Rasmussen’den destek
Zirvede NATO Genel Sekreteri Rasmussen’in Cumhurbaşkanı Gül’ü destekleyen bir konuşma yaptığı ve AB yönetimini şu sözlerle eleştirdiği de öğrenildi:
“Türkiye, Avrupa Birliği’nin savunma işbirliği içinde değil. Bu büyük bir haksızlık. Türkiye, Batı Avrupa Savunma Sistemi’nin (BAB) üyesiydi. Biz BAB’ı kaldırdık yerine Avrupa Savunma ve İşbirliği Sistemi’ni getirdik ama şimdi Türkiye bu sistemin içinde değil. Türkiye dışarı çıkarıldı ama Norveç içeri girdi. Bu büyük haksızlıktır. Türkiye ile güvenlik anlaşmalarının yapılması gerekir. Bosna - Hersek’te en fazla Türk askeri var ama Türkiye karar mekanizmasında yok.”

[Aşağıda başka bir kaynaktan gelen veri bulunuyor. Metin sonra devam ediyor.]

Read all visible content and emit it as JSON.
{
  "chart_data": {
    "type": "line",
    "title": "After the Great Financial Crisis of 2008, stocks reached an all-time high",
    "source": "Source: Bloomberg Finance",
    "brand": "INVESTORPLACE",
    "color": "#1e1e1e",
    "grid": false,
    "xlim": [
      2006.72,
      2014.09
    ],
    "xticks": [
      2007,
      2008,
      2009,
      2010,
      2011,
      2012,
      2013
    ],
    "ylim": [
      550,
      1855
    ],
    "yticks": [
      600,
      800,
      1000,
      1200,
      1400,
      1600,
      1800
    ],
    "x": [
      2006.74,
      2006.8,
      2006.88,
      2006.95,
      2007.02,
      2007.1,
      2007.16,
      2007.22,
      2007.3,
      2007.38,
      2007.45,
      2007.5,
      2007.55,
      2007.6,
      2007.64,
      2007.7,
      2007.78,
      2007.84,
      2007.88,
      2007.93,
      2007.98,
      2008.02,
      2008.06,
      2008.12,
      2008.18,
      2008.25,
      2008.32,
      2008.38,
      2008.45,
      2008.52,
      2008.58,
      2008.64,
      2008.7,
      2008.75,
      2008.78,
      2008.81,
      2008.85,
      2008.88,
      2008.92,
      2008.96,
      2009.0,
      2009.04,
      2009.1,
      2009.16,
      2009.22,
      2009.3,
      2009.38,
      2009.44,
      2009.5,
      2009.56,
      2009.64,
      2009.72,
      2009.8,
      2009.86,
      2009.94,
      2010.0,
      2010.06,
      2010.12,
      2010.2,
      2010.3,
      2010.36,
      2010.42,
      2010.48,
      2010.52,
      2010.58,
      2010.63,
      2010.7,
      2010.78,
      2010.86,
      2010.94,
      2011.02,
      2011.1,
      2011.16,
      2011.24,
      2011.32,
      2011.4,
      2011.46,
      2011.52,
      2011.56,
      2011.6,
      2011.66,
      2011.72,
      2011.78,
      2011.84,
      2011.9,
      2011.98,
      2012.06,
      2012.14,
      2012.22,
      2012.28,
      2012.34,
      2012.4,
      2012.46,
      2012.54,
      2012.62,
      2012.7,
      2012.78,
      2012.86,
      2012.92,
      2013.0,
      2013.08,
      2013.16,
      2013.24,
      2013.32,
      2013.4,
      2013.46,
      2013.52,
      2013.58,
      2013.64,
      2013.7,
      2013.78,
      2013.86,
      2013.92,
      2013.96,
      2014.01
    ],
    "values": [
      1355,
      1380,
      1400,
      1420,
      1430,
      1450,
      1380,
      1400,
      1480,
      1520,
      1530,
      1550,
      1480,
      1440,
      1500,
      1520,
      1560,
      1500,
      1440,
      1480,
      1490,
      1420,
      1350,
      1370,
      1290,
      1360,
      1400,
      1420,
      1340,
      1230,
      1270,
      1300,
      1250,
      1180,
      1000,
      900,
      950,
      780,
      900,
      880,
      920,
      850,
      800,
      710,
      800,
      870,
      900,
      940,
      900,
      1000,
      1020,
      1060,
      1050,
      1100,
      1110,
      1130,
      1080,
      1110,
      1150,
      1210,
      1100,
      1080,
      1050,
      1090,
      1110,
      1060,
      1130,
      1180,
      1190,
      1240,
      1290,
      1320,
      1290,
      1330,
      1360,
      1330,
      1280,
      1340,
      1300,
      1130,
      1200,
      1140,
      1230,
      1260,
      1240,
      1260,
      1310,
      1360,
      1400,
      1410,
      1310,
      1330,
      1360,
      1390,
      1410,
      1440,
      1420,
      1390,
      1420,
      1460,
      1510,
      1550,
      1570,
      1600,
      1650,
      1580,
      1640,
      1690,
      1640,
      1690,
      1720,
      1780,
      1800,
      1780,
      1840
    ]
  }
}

“Üstünüze alınmayın ama...”
Cumhurbaşkanı Gül’ün de bu konuda şöyle konuştuğu kaydedildi: “Üstünüze alınmayın ama biz bu masada bulunanların yarısına karşı Avrupa’yı korumuştuk. Şimdi Türkiye’nin Avrupa Savunma ve Güvenlik Sistemi’nin dışında olması gülünç değil mi?”
“Kaygılarımız giderildi”
Cumhurbaşkanı Gül, zirveyi değerlendirirken Türkiye’nin kaygılarının giderildiğini de ifade etti. NATO’nun yeni stratejik savunma konseptinde Türkiye’nin görüşlerinin yer aldığını vurguladı. Türkiye’nin bundan sonra Avrupa ile güvenlik anlaşması imzalamayı bekleyeceğinin altını çizdi.
10 dakikada biterdi
Cumhurbaşkanı Gül, Türkiye’nin ABD ile ilişkilerinin eskiye göre daha iyi olduğunu belirterek, şu değerlendirmeyi yaptı:
“20 sene önce ilişkilerimiz daha sağlıklı değildi. Bugün daha sağlıklı. Biz ne yaptığımızı biliyoruz. Türkiye artık daha demokratik, daha sivil, daha katılımcı bir ülke. 20 sene önce Türkiye farklıydı. Türkiye’nin ABD ve Avrupa gözünde değeri ve saygınlığı arktıyor. Lizbon Zirvesi’nde de bu görüldü. Türkiye olmasaydı bu zirve 10 dakikada biterdi. Lizbon Zirvesi, Türkiye açısından saygınlık kazandıran bir sonuç oldu.”